Now, as you will know if you have read my (frankly brilliant) poem Introducing Alpha Mummy & Beta Mummy, I believe that all mums lie somewhere on a spectrum. At one end you have the True Alpha Mummy – practically perfect in every way, and nice to boot. At the other end of the scale you have the True Beta Mummy, who is… err… the opposite. In fact, the True Beta Mummy is probably dangerously close to requiring an intervention from Social Services to be honest, but this is a light-hearted blog so let’s just say she’s a bit shit but means well.
I think many of us start out (pre-getting upduffed) imagining that we will be like Alpha Mummy, but if you’re anything like me you have gradually yet steadily bumped and skidded your way along the spectrum towards Beta Mummy-dom.
Here are my five steps to simply giving up on achieving Alpha status, and just accepting that inevitable decline:
- Don’t bother buying any pregnancy or parenting books. Accept that nothing (NOTHING) goes by the book as far as that pesky little wriggler inside you goes. Your bump will be too big or too small, you will put on too much or not enough weight, baby will almost certainly not arrive on its “due” date – and once it has made an appearance, it most certainly will not sleep/feed/burp/shit on cue. Tear up the books, I’m telling you.
- Do whatever it takes to survive the first few months. WHATEVER IT TAKES. Eat all the cake (sod the baby weight), drink wine if it helps (you don’t have to be teetotal even if breastfeeding), do the bare minimum of housework and ACCEPT ALL HELP OFFERED. Alpha Mummy may well manage to keep the baby happy, the house immaculate and the husband serviced, but seriously woman, just go take a nap.
- Go to baby groups if you want to. If you don’t, don’t. Your baby will not be socially stunted and be a loner for all eternity (probably). Bear in mind, however, that a decent baby group can be a chance to eat biscuits, drink tea and chat to other desperate-for-adult-conversation souls – they can be a lifesaver. Baby massage is not essential for proving your love for your child, and if your baby is anything like mine, they’ll scream blue bloody murder through the whole thing in any case – NOT RELAXING. Don’t even get me started on those ridiculously expensive swimming lessons which are basically £15 a time to freeze your tits off, dunk a screaming baby, and then spend £300 at the end of the course on underwater photos that are undeniably cute, but THREE HUNDRED QUID!
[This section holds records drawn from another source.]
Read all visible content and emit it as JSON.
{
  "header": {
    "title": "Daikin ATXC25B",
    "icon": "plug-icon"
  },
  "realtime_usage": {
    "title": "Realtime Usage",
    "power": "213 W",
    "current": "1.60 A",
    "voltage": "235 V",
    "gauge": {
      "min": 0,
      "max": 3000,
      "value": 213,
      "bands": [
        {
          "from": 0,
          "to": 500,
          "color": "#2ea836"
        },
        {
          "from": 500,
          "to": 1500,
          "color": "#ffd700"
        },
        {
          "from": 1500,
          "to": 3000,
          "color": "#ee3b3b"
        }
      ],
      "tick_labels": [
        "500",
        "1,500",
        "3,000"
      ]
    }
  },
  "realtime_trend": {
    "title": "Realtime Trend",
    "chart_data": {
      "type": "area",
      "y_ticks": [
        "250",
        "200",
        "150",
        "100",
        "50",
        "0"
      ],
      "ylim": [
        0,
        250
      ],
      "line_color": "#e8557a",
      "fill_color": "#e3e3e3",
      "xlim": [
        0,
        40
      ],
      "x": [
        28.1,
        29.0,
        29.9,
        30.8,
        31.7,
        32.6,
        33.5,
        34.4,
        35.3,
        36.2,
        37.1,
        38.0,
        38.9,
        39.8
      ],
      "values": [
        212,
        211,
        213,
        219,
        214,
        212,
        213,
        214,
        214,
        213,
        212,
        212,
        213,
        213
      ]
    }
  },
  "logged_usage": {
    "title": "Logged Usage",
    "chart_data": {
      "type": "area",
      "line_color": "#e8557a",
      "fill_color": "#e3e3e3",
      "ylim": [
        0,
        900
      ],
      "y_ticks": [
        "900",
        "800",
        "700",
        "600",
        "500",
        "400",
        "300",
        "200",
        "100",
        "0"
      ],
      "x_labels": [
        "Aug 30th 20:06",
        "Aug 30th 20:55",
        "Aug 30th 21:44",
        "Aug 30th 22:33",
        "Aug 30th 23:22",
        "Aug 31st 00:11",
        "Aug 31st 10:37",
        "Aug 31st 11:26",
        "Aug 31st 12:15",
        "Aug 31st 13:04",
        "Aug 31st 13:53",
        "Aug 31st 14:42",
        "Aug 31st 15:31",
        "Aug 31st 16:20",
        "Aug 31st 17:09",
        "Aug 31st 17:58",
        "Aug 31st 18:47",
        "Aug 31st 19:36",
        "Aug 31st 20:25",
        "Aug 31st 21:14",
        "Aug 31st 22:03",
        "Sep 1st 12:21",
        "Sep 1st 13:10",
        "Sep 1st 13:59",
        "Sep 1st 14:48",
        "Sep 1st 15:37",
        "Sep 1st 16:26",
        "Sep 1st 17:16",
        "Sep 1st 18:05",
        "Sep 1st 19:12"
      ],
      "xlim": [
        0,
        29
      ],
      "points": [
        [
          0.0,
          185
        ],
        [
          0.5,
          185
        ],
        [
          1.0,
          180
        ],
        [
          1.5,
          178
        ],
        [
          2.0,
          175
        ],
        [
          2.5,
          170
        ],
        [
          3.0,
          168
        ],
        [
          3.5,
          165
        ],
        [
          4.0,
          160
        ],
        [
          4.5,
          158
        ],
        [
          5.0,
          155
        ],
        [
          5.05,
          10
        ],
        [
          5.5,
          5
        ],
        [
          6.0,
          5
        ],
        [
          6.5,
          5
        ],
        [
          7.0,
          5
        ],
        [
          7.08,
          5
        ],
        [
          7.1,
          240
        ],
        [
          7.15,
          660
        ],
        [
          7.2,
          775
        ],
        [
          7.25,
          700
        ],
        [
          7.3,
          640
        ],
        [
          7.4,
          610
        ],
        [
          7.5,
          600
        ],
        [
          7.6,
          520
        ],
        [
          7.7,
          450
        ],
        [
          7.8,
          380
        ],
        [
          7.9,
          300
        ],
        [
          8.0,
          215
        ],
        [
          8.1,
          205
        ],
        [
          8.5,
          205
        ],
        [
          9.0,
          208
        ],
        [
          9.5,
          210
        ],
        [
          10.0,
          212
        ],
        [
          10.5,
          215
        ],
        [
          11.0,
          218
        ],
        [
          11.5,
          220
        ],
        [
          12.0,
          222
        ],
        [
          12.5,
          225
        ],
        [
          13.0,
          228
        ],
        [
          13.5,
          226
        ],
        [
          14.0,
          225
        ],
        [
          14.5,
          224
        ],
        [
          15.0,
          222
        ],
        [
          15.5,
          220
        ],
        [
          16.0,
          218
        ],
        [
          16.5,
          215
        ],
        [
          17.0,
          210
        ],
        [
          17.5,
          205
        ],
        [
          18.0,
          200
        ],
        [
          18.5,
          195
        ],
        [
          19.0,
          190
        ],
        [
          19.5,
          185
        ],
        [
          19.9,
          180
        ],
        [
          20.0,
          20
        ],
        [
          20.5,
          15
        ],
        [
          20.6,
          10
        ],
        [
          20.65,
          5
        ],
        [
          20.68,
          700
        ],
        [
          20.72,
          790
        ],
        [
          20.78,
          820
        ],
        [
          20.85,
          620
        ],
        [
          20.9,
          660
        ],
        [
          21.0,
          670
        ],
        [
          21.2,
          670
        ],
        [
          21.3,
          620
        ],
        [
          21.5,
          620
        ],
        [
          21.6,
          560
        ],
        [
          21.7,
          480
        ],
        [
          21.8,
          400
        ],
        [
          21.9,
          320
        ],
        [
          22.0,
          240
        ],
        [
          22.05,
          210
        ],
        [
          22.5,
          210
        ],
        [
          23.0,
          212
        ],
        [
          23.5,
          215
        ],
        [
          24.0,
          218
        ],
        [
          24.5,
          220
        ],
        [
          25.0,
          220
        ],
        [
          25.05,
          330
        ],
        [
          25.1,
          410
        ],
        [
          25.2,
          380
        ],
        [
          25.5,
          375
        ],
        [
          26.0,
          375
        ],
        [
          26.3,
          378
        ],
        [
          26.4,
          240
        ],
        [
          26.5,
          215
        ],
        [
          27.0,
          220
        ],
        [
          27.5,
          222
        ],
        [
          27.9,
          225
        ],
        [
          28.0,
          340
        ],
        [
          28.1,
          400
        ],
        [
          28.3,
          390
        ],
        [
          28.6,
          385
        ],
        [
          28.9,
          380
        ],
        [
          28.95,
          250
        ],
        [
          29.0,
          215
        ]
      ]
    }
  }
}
- Do not compare your baby/child to other babies/children. Easier said than done, but honestly you will feel so much better if you just accept that your kid is a moron from day one. Not sitting up yet? Whatever. Not walking by 9 months? Cool, your wine glass is safe on the coffee table a bit longer. Still not talking at a whole year old – yep, definitely a thicko, but hey. It’s all good, no need to leave urgent messages on the health visitor’s answerphone just yet. Alpha Mummies all around you might be signing up their little darlings for Mandarin classes at six months old, and enrolling them in ballet before they can stand, but my advice to you is to perfect your “don’t give a shit face” and let your offspring chew on his own toes a little longer.
- You know what – it is OK if you don’t enjoy spending every waking moment with your children. Frankly it’s OK not to even like your children all that much, a lot of the time (particularly if they happen to be 2 years old). They can be total shits – all of them – and unless you happen to be Alpha Mummy, you will lose your patience, you will scream and shout, you will mutter swears under your breath and you will question exactly what it was that made you think having children was a good idea. Which is precisely why you bloody well deserve a night out once in a while – and don’t you dare feel guilty about it!
When all is said and done, you love your kids and you want them to be OK. So, pick your battles, set your expectations sufficiently low, keep your wine cellar well stocked (what do you mean, you don’t have a wine cellar?!) – and the kids? The kids will be just fine.